Dès notre arrivée à Luganville, la principale ville de Santo (pour les intimes !), nous organisons la suite de notre séjour avec Zaza. Il faut savoir que Zaza est une institution au Vanuatu, et c’est mérité. Surtout connue des calédoniens, elle peut vous conseiller et organiser votre séjour au Vanuatu selon vos envies, c’est “à la carte”, et tout ça, gratuitement (non mais what else ?!) ! C’est la 1ère fois que nous avons organisé des vacances avec une tierce personne, mais honnêtement, sans Zaza, on aurait eu beaucoup plus de mal pour réserver et organiser notre séjour. En plus, Zaza, elle est trop gentille, tous les soirs elle boit des coups avec les nouveaux touristes arrivés sur l’île, et c’est comme ça qu’on rencontre plein de monde !

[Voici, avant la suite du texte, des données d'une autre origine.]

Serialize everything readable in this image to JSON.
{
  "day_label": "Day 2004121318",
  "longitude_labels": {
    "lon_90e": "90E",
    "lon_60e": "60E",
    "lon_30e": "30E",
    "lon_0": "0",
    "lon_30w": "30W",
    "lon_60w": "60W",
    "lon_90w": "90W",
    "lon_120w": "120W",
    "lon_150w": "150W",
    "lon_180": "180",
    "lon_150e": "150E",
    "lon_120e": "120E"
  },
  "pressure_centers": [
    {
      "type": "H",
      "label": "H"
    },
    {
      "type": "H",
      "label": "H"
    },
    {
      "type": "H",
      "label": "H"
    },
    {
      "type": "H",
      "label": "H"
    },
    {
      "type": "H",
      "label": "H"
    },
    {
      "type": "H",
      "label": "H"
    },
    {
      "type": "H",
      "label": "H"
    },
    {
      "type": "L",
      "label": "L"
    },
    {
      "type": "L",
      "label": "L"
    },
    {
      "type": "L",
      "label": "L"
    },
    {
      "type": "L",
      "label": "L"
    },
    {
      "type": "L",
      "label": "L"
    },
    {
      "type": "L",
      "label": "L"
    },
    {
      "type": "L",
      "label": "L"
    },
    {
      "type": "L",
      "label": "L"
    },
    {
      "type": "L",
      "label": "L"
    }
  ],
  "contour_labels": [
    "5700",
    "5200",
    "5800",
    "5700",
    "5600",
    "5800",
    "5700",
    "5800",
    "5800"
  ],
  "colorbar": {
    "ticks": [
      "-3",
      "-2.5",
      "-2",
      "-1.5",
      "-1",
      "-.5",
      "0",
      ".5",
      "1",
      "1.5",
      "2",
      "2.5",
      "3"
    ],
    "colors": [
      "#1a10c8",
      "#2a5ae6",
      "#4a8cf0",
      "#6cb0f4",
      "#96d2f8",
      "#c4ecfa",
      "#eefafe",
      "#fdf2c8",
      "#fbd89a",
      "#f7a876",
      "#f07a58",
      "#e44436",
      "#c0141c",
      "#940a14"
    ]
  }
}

Et pour notre 1ère journée, nous attaquons dans le vif du sujet, direction Millenium Cave (ou Grotte du Millénaire). Au programme : canyoning, nage en eau vive, randonnée et exploration de grotte… Tout ça dans un décor sauvage surréel… Je ne vous en dis pas plus pour l’instant, préparez-vous à vivre une journée intense et sportive !

Millenium Cave, un secret bien gardé

Connue depuis de nombreuses années, les ancêtres des habitants du village de Vunaspef utilisaient l’entrée de la grotte comme réserve de nourriture car oui, la grotte regorge d’hirondelles et… de chauves-souris ! Seulement à l’époque, les anciens avaient peur de s’aventurer dans ses profondeurs, à cause des esprits qui pouvaient y résider… Ce n’est qu’en 1987 que deux habitants du village ont finalement pénétré dans la grotte pour la 1ère fois. Quant à l’ouverture du site aux touristes, il aura fallu attendre jusqu’en 2000, d’où son nom !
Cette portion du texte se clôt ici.